O tratamento da cetoacidose diabética (CAD) foca na hidratação vigorosa com soro fisiológico 0,9% e insulinoterapia venosa contínua. A correção da acidose ocorre gradualmente com a resolução da cetoacidose. O uso de bicarbonato de sódio é restrito a casos de acidose muito grave (pH < 6.9) ou hipercalemia ameaçadora à vida, pois seu uso rotineiro pode trazer mais riscos do que benefícios.

Contexto Educacional

A cetoacidose diabética (CAD) é uma complicação aguda grave do diabetes mellitus, caracterizada por hiperglicemia, acidose metabólica e cetonemia. É uma emergência médica que exige reconhecimento e tratamento imediatos para prevenir morbidade e mortalidade significativas. Residentes devem estar aptos a diagnosticar e iniciar o manejo adequado da CAD. O quadro clínico da CAD inclui sintomas de hiperglicemia (poliúria, polidipsia), desidratação, dor abdominal, náuseas, vômitos e respiração de Kussmaul. O diagnóstico laboratorial é confirmado por hiperglicemia (>250 mg/dL), acidose metabólica (pH < 7.3, bicarbonato < 18 mEq/L) e cetonemia/cetonúria. Fatores desencadeantes comuns são infecções e má adesão à insulinoterapia. O tratamento da CAD baseia-se em três pilares: hidratação vigorosa com soro fisiológico 0,9% para restaurar o volume intravascular e a perfusão renal, insulinoterapia venosa contínua para suprimir a cetogênese e reduzir a glicemia, e reposição de eletrólitos, especialmente potássio.

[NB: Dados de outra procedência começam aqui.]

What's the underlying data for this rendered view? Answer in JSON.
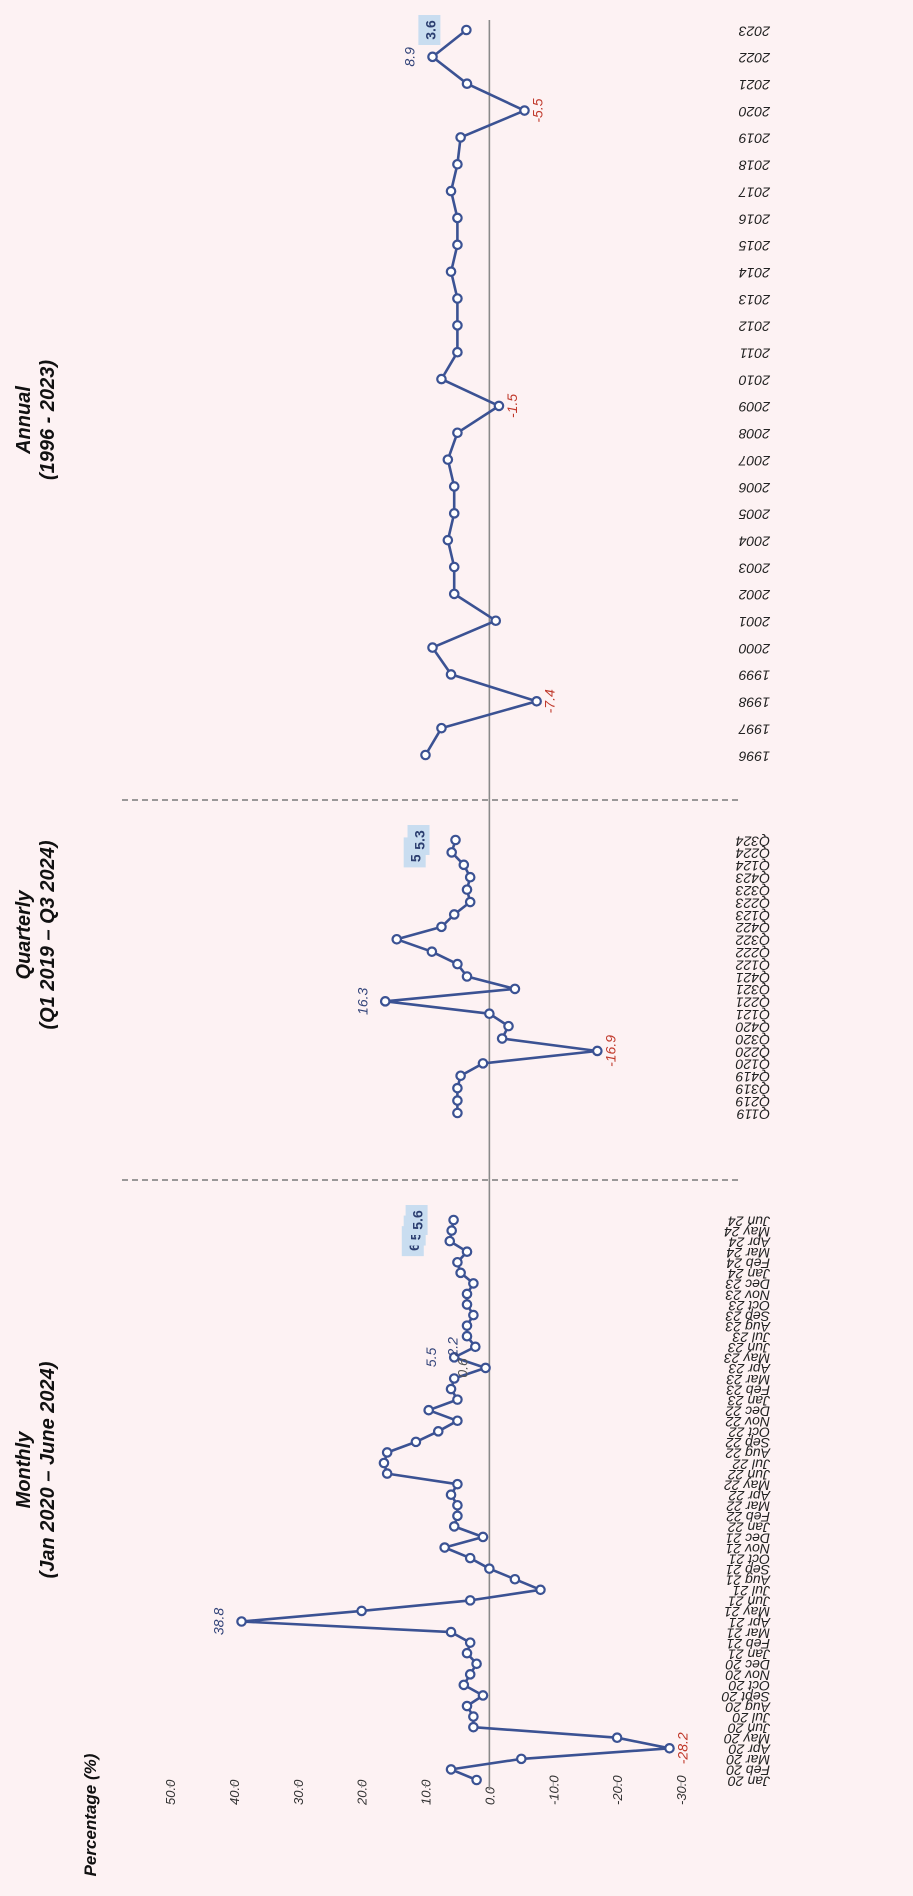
{
  "chart_data": {
    "type": "line",
    "title": "",
    "ylabel": "Percentage (%)",
    "ylim": [
      -30,
      50
    ],
    "yticks": [
      "50.0",
      "40.0",
      "30.0",
      "20.0",
      "10.0",
      "0.0",
      "-10.0",
      "-20.0",
      "-30.0"
    ],
    "grid": false,
    "orientation": "rotated 90 degrees clockwise",
    "colors": {
      "line": "#3b5293",
      "marker_fill": "#ffffff",
      "zero_line": "#8a8a8a",
      "separator": "#7a7a7a",
      "label_positive": "#34457a",
      "label_negative": "#c0392b",
      "highlight_box": "#c9ddf0",
      "background": "#fdf2f3"
    },
    "panels": [
      {
        "title_line1": "Monthly",
        "title_line2": "(Jan 2020 – June 2024)",
        "categories": [
          "Jan 20",
          "Feb 20",
          "Mar 20",
          "Apr 20",
          "May 20",
          "Jun 20",
          "Jul 20",
          "Aug 20",
          "Sept 20",
          "Oct 20",
          "Nov 20",
          "Dec 20",
          "Jan 21",
          "Feb 21",
          "Mar 21",
          "Apr 21",
          "May 21",
          "Jun 21",
          "Jul 21",
          "Aug 21",
          "Sep 21",
          "Oct 21",
          "Nov 21",
          "Dec 21",
          "Jan 22",
          "Feb 22",
          "Mar 22",
          "Apr 22",
          "May 22",
          "Jun 22",
          "Jul 22",
          "Aug 22",
          "Sep 22",
          "Oct 22",
          "Nov 22",
          "Dec 22",
          "Jan 23",
          "Feb 23",
          "Mar 23",
          "Apr 23",
          "May 23",
          "Jun 23",
          "Jul 23",
          "Aug 23",
          "Sep 23",
          "Oct 23",
          "Nov 23",
          "Dec 23",
          "Jan 24",
          "Feb 24",
          "Mar 24",
          "Apr 24",
          "May 24",
          "Jun 24"
        ],
        "values": [
          2.0,
          6.0,
          -5.0,
          -28.2,
          -20.0,
          2.5,
          2.5,
          3.5,
          1.0,
          4.0,
          3.0,
          2.0,
          3.5,
          3.0,
          6.0,
          38.8,
          20.0,
          3.0,
          -8.0,
          -4.0,
          0.0,
          3.0,
          7.0,
          1.0,
          5.5,
          5.0,
          5.0,
          6.0,
          5.0,
          16.0,
          16.5,
          16.0,
          11.5,
          8.0,
          5.0,
          9.5,
          5.0,
          6.0,
          5.5,
          0.6,
          5.5,
          2.2,
          3.5,
          3.5,
          2.5,
          3.5,
          3.5,
          2.5,
          4.5,
          5.0,
          3.5,
          6.2,
          5.9,
          5.6
        ],
        "data_labels": [
          {
            "index": 3,
            "text": "-28.2",
            "style": "neg"
          },
          {
            "index": 15,
            "text": "38.8",
            "style": "pos"
          },
          {
            "index": 39,
            "text": "0.6",
            "style": "zero"
          },
          {
            "index": 40,
            "text": "5.5",
            "style": "pos"
          },
          {
            "index": 41,
            "text": "2.2",
            "style": "pos"
          },
          {
            "index": 51,
            "text": "6.2",
            "style": "box"
          },
          {
            "index": 52,
            "text": "5.9",
            "style": "box"
          },
          {
            "index": 53,
            "text": "5.6",
            "style": "box"
          }
        ]
      },
      {
        "title_line1": "Quarterly",
        "title_line2": "(Q1 2019 – Q3 2024)",
        "categories": [
          "Q119",
          "Q219",
          "Q319",
          "Q419",
          "Q120",
          "Q220",
          "Q320",
          "Q420",
          "Q121",
          "Q221",
          "Q321",
          "Q421",
          "Q122",
          "Q222",
          "Q322",
          "Q422",
          "Q123",
          "Q223",
          "Q323",
          "Q423",
          "Q124",
          "Q224",
          "Q324"
        ],
        "values": [
          5.0,
          5.0,
          5.0,
          4.5,
          1.0,
          -16.9,
          -2.0,
          -3.0,
          0.0,
          16.3,
          -4.0,
          3.5,
          5.0,
          9.0,
          14.5,
          7.5,
          5.5,
          3.0,
          3.5,
          3.0,
          4.0,
          5.9,
          5.3
        ],
        "data_labels": [
          {
            "index": 5,
            "text": "-16.9",
            "style": "neg"
          },
          {
            "index": 9,
            "text": "16.3",
            "style": "pos"
          },
          {
            "index": 21,
            "text": "5.9",
            "style": "box"
          },
          {
            "index": 22,
            "text": "5.3",
            "style": "box"
          }
        ]
      },
      {
        "title_line1": "Annual",
        "title_line2": "(1996 - 2023)",
        "categories": [
          "1996",
          "1997",
          "1998",
          "1999",
          "2000",
          "2001",
          "2002",
          "2003",
          "2004",
          "2005",
          "2006",
          "2007",
          "2008",
          "2009",
          "2010",
          "2011",
          "2012",
          "2013",
          "2014",
          "2015",
          "2016",
          "2017",
          "2018",
          "2019",
          "2020",
          "2021",
          "2022",
          "2023"
        ],
        "values": [
          10.0,
          7.5,
          -7.4,
          6.0,
          8.9,
          -1.0,
          5.5,
          5.5,
          6.5,
          5.5,
          5.5,
          6.5,
          5.0,
          -1.5,
          7.5,
          5.0,
          5.0,
          5.0,
          6.0,
          5.0,
          5.0,
          6.0,
          5.0,
          4.5,
          -5.5,
          3.5,
          8.9,
          3.6
        ],
        "data_labels": [
          {
            "index": 2,
            "text": "-7.4",
            "style": "neg"
          },
          {
            "index": 13,
            "text": "-1.5",
            "style": "neg"
          },
          {
            "index": 24,
            "text": "-5.5",
            "style": "neg"
          },
          {
            "index": 26,
            "text": "8.9",
            "style": "pos"
          },
          {
            "index": 27,
            "text": "3.6",
            "style": "box"
          }
        ]
      }
    ]
  }
}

A administração de bicarbonato de sódio é controversa e geralmente não recomendada, exceto em casos de acidose extremamente grave (pH < 6.9) ou hipercalemia refratária, devido aos riscos de hipocalemia e acidose paradoxal do SNC. Monitoramento contínuo de glicemia, eletrólitos e gasometria é essencial.

Perguntas Frequentes

Quais são os pilares do tratamento inicial da cetoacidose diabética (CAD)?

Os pilares do tratamento inicial da CAD são a hidratação vigorosa com soro fisiológico 0,9% para corrigir a desidratação e melhorar a perfusão renal, e a insulinoterapia venosa contínua para inibir a cetogênese e promover a captação de glicose.

Quando o bicarbonato de sódio é indicado no tratamento da CAD?

O bicarbonato de sódio não é recomendado rotineiramente na CAD. Sua indicação é restrita a casos de acidose metabólica muito grave (pH < 6.9) ou em situações de hipercalemia ameaçadora à vida, para evitar complicações como hipocalemia e acidose paradoxal do SNC.

Quais são os fatores desencadeantes mais comuns da cetoacidose diabética?

Os dois principais fatores desencadeantes da CAD são infecções (como pneumonia, infecção urinária) e a não adesão ao tratamento com insulina. Outras causas incluem infarto agudo do miocárdio, acidente vascular cerebral, pancreatite e uso de certos medicamentos.